PI Aidan Thompson, Sandia National Laboratories
Co-PI Mary Alice Cusentino, Sandia National Laboratories
Stan Moore, Sandia National Laboratories
Mitchell Wood, Sandia National Laboratories
Megan McCarthy, Sandia National Laboratories
Thompson ALCC image

SEM image of a divertor tile taken from JET after the first ITER-like wall campaign [7]. Complex mixed materials layers form at the divertor surface from impurities in the plasma.

Project Summary

These simulations carried out by this team will help design new materials that can withstand the harsh environments created by fusion reactors.

Project Description

The goal of this project is to understand how plasma-facing metal alloys in fusion energy reactors degrade under bombardment by helium, hydrogen, and neutrons, by performing atomistic simulations of these materials at unprecedented scales and accuracy levels.

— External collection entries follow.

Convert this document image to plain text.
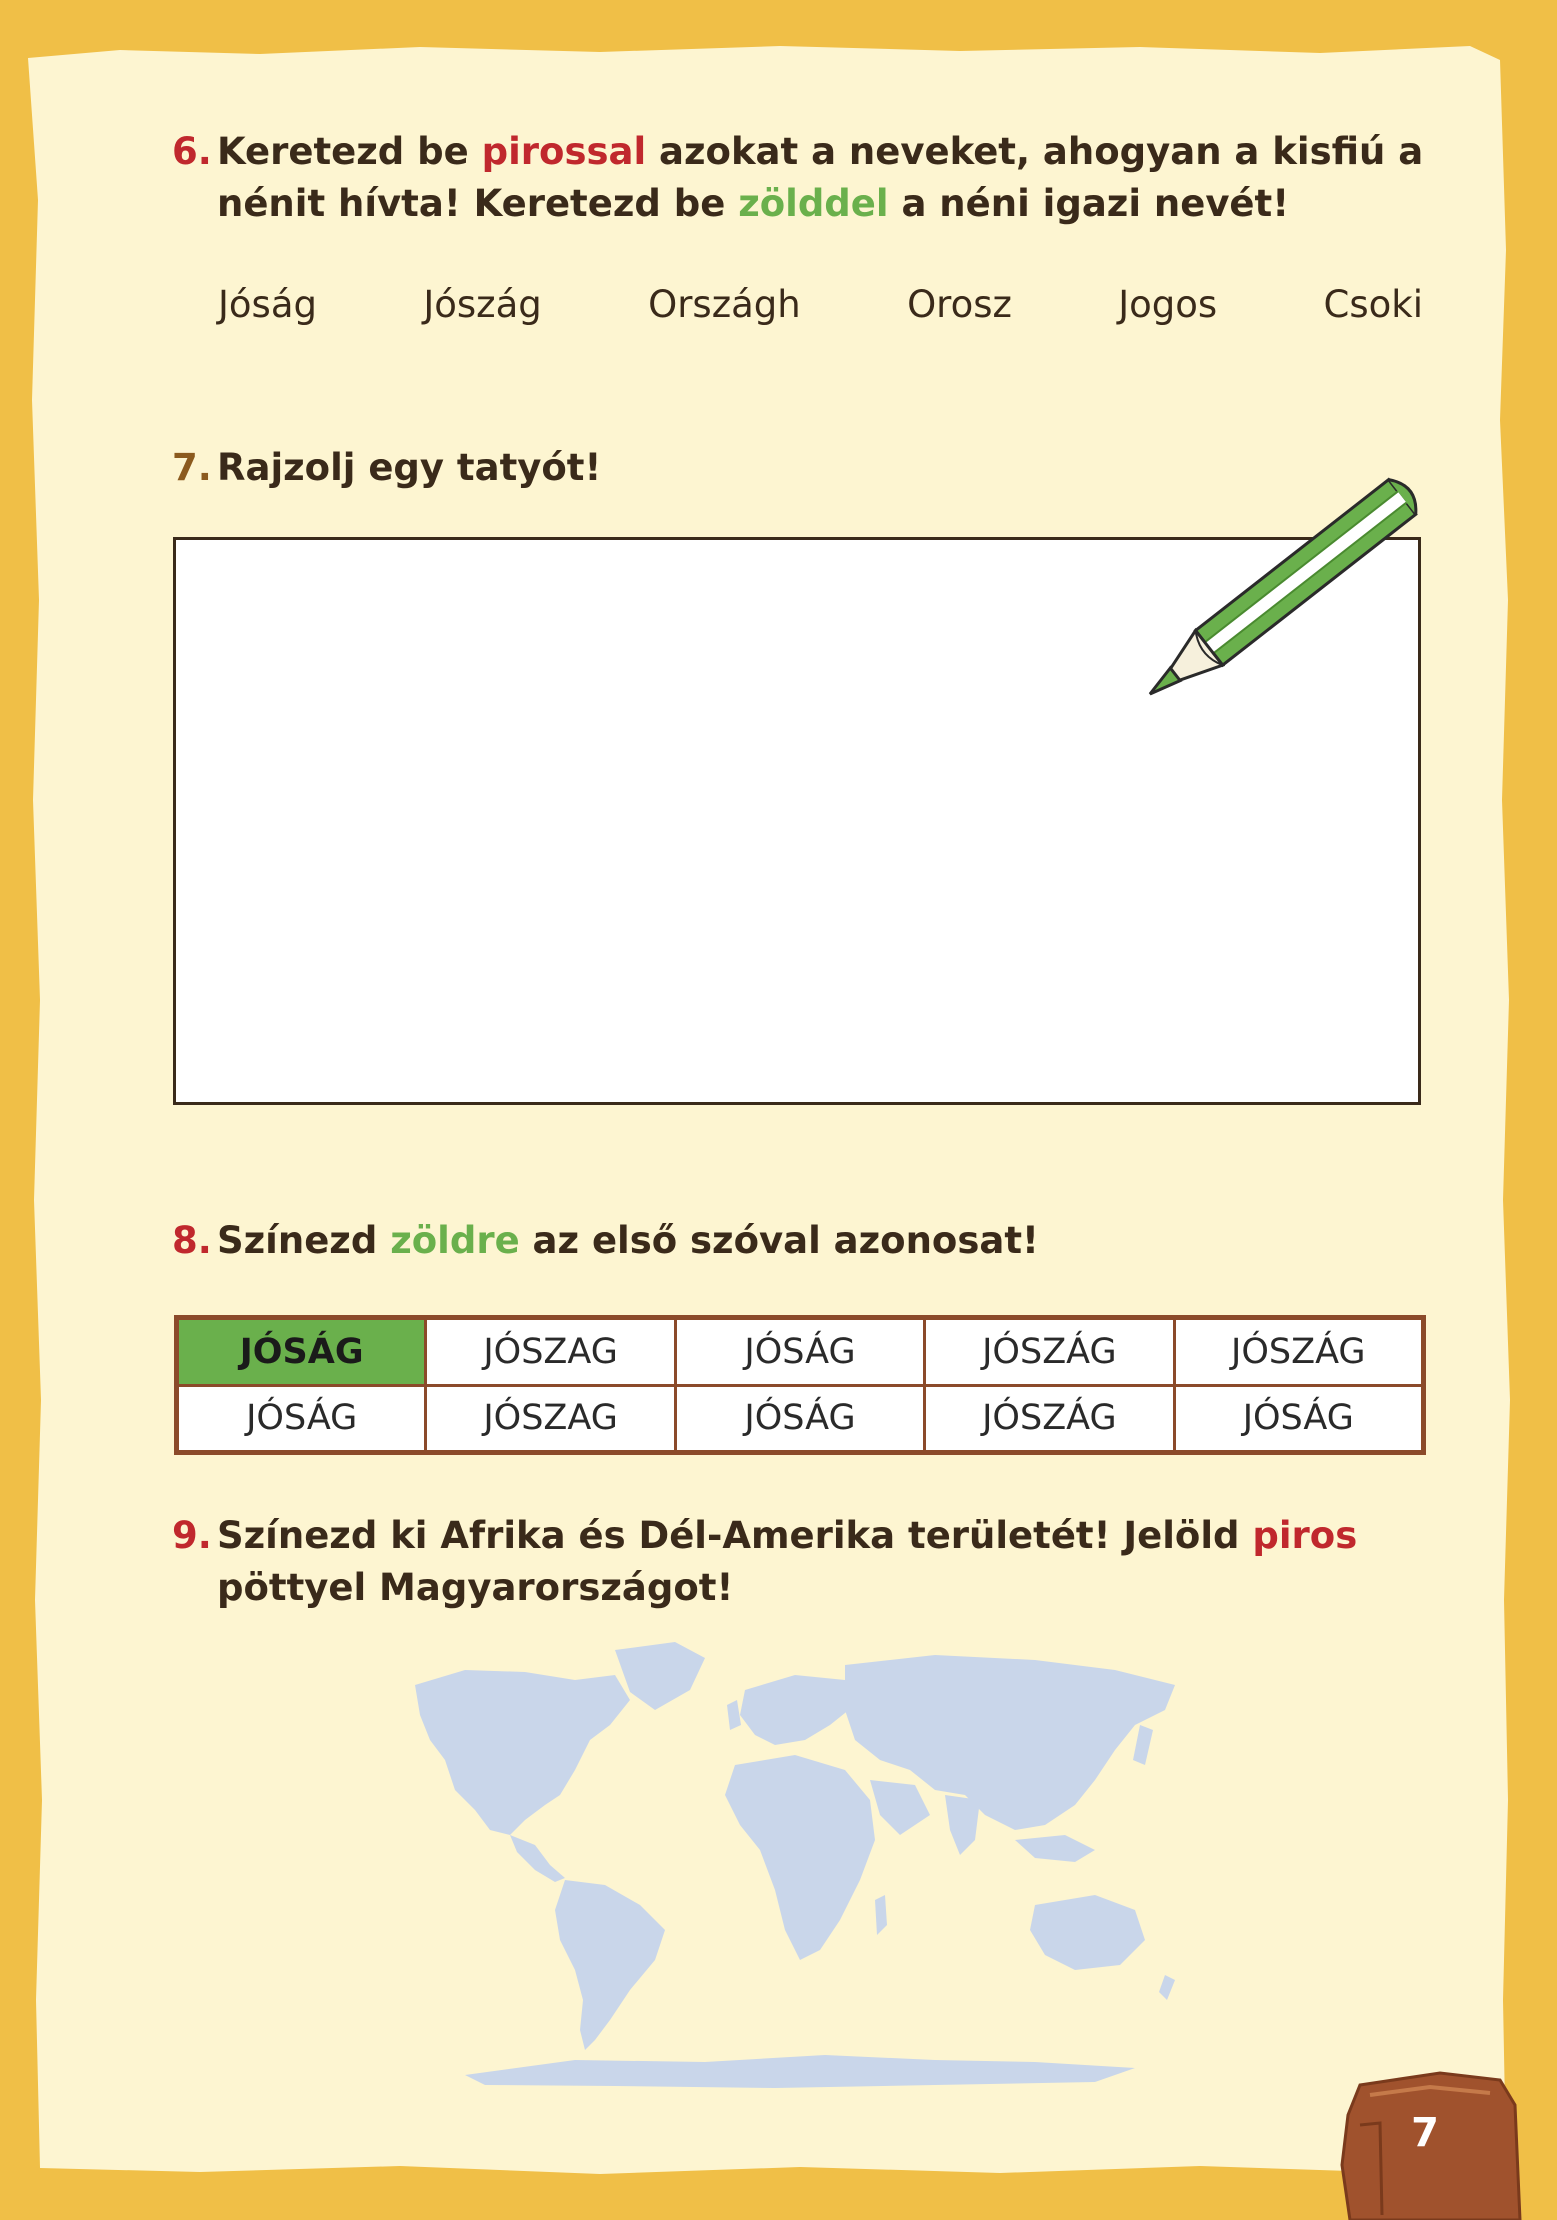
6. Keretezd be pirossal azokat a neveket, ahogyan a kisfiú a nénit hívta! Keretezd be zölddel a néni igazi nevét!
Jóság	Jószág	Országh	Orosz	Jogos	Csoki
7. Rajzolj egy tatyót!
8. Színezd zöldre az első szóval azonosat!
JÓSÁG	JÓSZAG	JÓSÁG	JÓSZÁG	JÓSZÁG
JÓSÁG	JÓSZAG	JÓSÁG	JÓSZÁG	JÓSÁG
9. Színezd ki Afrika és Dél-Amerika területét! Jelöld piros pöttyel Magyarországot!
7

The FitSNAP software will be used to develop SNAP high accuracy machine learning interatomic potentials describing implantation of hydrogen, helium, beryllium, and nitrogen. A similar approach will be used to describe neutron damage in tungsten-based refractory high entropy alloys. These simulations will help design new materials that can withstand the harsh fusion reactor environment. These novel simulations are achievable on DOE leadership class computing resources due to extensive Kokkos-based GPU optimization of the SNAP force kernel in the LAMMPS simulation code through the DOE Exascale Computing Project. The FitSNAP/LAMMPS/Kokkos/SNAP capability allows for quantum-accurate atomistic simulations of chemically complex materials at the plasma-material interface approaching realistic plasma environments.